23 Va. Admin. Code § 10-330-30
B. Assessed value of real estate.
1. Deductible assessed value of real estate for bank franchise tax purposes is limited to the assessed value of real estate:
b. If real estate is in the nature of improvements to real estate owned by and assessed in the name of another person (the underlying land owner) and such improvements are (i) owned by the bank or (ii) used or occupied by the bank and owned by a majority-owned subsidiary or by a wholly owned subsidiary of a bank holding company, the assessed value up to the amount of unencumbered equity is deductible. The unencumbered equity shall be deemed to mean the assessed value of such improvements less the unpaid balance of all encumbrances thereto.
Example: Bank F constructs a bank building on land owned by and leased from Corporation C. While the total value is assessed in the name of Corporation C, the land owner, Bank F may deduct the portion of the total real estate tax assessment attributable to the value of the building to the extent not encumbered.
2. Real estate used or occupied by a subsidiary or real estate originally conveyed as collateral for loans made by a subsidiary of the bank and reacquired upon foreclosure of mortgage loans will be deemed to be used or occupied by the bank.
C. Book value of certain tangible personal property.

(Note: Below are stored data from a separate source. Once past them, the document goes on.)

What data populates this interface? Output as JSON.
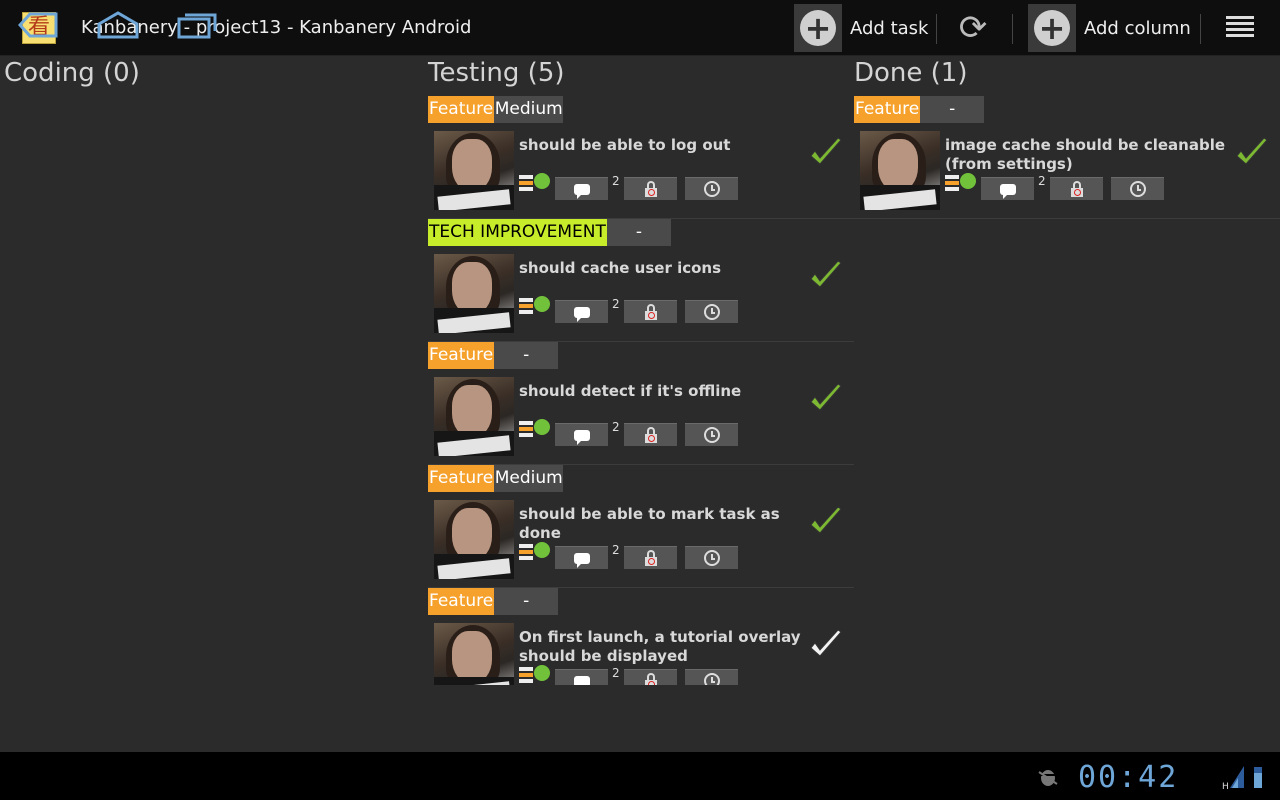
{
  "app": {
    "title": "Kanbanery - project13 - Kanbanery Android",
    "icon_glyph": "看"
  },
  "actionbar": {
    "add_task_label": "Add task",
    "add_column_label": "Add column"
  },
  "columns": {
    "coding": {
      "title": "Coding (0)"
    },
    "testing": {
      "title": "Testing (5)",
      "cards": [
        {
          "type": "Feature",
          "priority": "Medium",
          "title": "should be able to log out",
          "comments": "2",
          "done_check": "green"
        },
        {
          "type": "TECH IMPROVEMENT",
          "priority": "-",
          "title": "should cache user icons",
          "comments": "2",
          "done_check": "green"
        },
        {
          "type": "Feature",
          "priority": "-",
          "title": "should detect if it's offline",
          "comments": "2",
          "done_check": "green"
        },
        {
          "type": "Feature",
          "priority": "Medium",
          "title": "should be able to mark task as done",
          "comments": "2",
          "done_check": "green"
        },
        {
          "type": "Feature",
          "priority": "-",
          "title": "On first launch, a tutorial overlay should be displayed",
          "comments": "2",
          "done_check": "white"
        }
      ]
    },
    "done": {
      "title": "Done (1)",
      "cards": [
        {
          "type": "Feature",
          "priority": "-",
          "title": "image cache should be cleanable (from settings)",
          "comments": "2",
          "done_check": "green"
        }
      ]
    }
  },
  "statusbar": {
    "time": "00:42",
    "network_label": "H"
  },
  "colors": {
    "feature_tag": "#f5a12c",
    "tech_tag": "#c6ec2a",
    "check_green": "#7cb832",
    "clock_blue": "#6ea6d8"
  }
}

Tangible personal property qualifying for deduction must be (i) owned by the bank or a majority-owned subsidiary of the bank, (ii) held for lease, and (iii) otherwise taxed in Virginia.
D. Capital attributed to U.S. obligations. The allowable deduction for U.S. obligations shall be an amount which shall equal the same percentage of the gross capital account at December 31 next preceding the bank franchise tax year, as the obligations of the United States bear to the total assets of the bank. Qualifying U.S. obligations means all obligations of (i) the United States exempt from taxation under 31 USC § 3124, the United States Constitution, or any other statute, or (ii) any instrumentality or agency of the United States which obligations shall be exempt from state or local taxation under the United States Constitution or any statute of the United States.
2. Merger of banks. Banks merging during the year must use the four most recent quarterly Reports of Condition, including any reports filed in the name of the banks prior to merger, to compute the capital attributable to U.S. obligations. Those quarterly Reports of Condition filed in the name of each bank prior to merger, and used in the computation of capital attributed to U.S. obligations, must be combined on a quarterly basis to properly reflect the total U.S. obligations and total assets of the merging banks.
Gross capital account means the capital, surplus and undivided profits at December 31 next preceding the tax year. See 23VAC10-330-20.
E. Retained earnings and surplus of certain subsidiaries. The deduction from gross capital of the bank is limited to the amount of increase in the bank's recorded investment in its subsidiaries resulting from undistributed earnings of such subsidiaries.
The deduction from gross capital of the bank is limited to the amount included in gross capital on the bank's report of condition which represents the undistributed earnings of its subsidiaries during the period of the bank's investment in such subsidiaries. Accordingly, it may be applicable only if a bank reports its subsidiary investment accounts at equity values.
§ 58.1-203 of the Code of Virginia.
Derived from VR630-15-1206, eff. January 1, 1985; amended, Virginia Register Volume 33, Issue 25, eff. October 23, 2017.